Zamanında ve doğru teşhis yapılması, Alzheimer hastalığının etkilerini azaltma ve hastalığın daha yavaş bir şekilde ilerlemesi konusunda fayda sağlayacaktır.
Alzheimer’ın kesin olarak teşhis edilebilmesi için uygulanacak yöntemler şunlardır:
Teşhise yönelik tüm testlerin ardından alzheimer şüphesi hala devam ediyorsa alzheimer testi adı altında uygulanan bilişsel fonksiyonların değerlendirilmesine yönelik testler yardımıyla uzmanlar tarafından alzheimer tanısı kesin olarak konulabilir.
Alzheimer hastalığının kesin bir tedavisi yoktur ancak ilaç ve semptomatik tedavi ve davranışşal uygulamalarla Alzheimer hastasının anlama ve kavrama yeteneği ile davranışsal (giyinme, yemek, diş, banyo, hijyen, yakınlarını tanıma) bulgularında oluşan sorunların azalmasına yardımcı olunabilir.
Uzmanlar tarafından kesin bir şekilde Alzheimer olarak teşhis edildikten sonra, tedavi süreci başlar. Bu süreç kişiden kişiye, hastanın yaşına ve Alzheimer’ın düzeyine göre değişebilir. Alzheimer’ın yol açtığı bazı semptomları yatıştırmak için belirli ilaçlar ve uygulamalar vardır. Alzheimer’lı hastaların mümkün olduğunda bağımsız yaşamasını sağlamak için ev ortamında dolaşmayı rahatlatacak değişimler yapmak ya da etrafa hatıraları tetikleyici nesneler ve notlar bırakmak söz konusu uygulamalardan bazılarıdır.
Bilişsel stimülasyon terapisi gibi psikolojik tedavi yöntemleri ise hastanın hafızasına, problem çözme yeteneğine ve konuşmasına yararlı olabilir. Amerikan Gıda ve İlaç Dairesi (FDA) tarafından onaylanan ilaçlar Orta Düzey Alzheimer hastalıklarında ve şiddetli Alzheimer vakalarında sıkça kullanılmaktadır.

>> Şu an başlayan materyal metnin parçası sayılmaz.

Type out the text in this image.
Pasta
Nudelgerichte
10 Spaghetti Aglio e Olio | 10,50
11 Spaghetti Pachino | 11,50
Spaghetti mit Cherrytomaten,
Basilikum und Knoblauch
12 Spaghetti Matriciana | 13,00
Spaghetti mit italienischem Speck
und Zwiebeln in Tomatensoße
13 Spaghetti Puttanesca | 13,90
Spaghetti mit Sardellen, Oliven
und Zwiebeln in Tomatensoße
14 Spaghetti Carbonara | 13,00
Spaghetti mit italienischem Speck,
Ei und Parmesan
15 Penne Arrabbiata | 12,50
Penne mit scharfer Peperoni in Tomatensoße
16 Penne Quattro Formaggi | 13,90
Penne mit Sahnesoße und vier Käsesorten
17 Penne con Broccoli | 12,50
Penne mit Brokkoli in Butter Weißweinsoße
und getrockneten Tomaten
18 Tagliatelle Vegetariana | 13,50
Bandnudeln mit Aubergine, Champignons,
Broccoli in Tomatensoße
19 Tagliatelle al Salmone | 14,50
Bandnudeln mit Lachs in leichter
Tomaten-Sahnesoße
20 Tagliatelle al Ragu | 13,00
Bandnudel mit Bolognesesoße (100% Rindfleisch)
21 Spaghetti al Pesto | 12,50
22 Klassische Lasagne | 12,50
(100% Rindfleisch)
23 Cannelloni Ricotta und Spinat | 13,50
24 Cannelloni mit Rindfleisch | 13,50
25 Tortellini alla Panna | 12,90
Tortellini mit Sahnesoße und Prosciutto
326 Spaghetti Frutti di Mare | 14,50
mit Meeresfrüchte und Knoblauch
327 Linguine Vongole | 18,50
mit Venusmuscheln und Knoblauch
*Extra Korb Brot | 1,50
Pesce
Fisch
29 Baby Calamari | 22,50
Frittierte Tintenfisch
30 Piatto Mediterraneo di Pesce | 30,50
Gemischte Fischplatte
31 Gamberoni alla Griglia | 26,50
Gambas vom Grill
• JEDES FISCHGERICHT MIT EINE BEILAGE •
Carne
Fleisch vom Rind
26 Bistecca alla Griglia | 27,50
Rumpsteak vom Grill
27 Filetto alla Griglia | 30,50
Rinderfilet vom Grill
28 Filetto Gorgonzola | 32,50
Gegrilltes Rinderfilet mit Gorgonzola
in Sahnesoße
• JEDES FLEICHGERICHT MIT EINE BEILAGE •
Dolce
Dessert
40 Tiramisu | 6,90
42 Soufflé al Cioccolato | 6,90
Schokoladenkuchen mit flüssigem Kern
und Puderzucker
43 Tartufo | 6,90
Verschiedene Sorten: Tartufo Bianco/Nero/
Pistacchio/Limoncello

Bu ilaçlar Alzheimer’in neden olduğu semptomları azaltmak ve davranışsal sıkıntıları gidermek için hekim gözetiminde verilir. Nöronlar arasında mesajları ileten kimyasallar olan sinir taşıyıcılarını yönetme prensibine göre çalışan bu ilaçlar her ne kadar Alzheimer’ın altında yatan sebebi çözümlemese de çoğu hastada etki gösterip semptomları azaltabilir. Hastalığın seyrini değiştirecek ve hastanın hayatının kalitesini artıracak yeni tedaviler üzerinde çalışmalar yapılmaya devam etmektedir.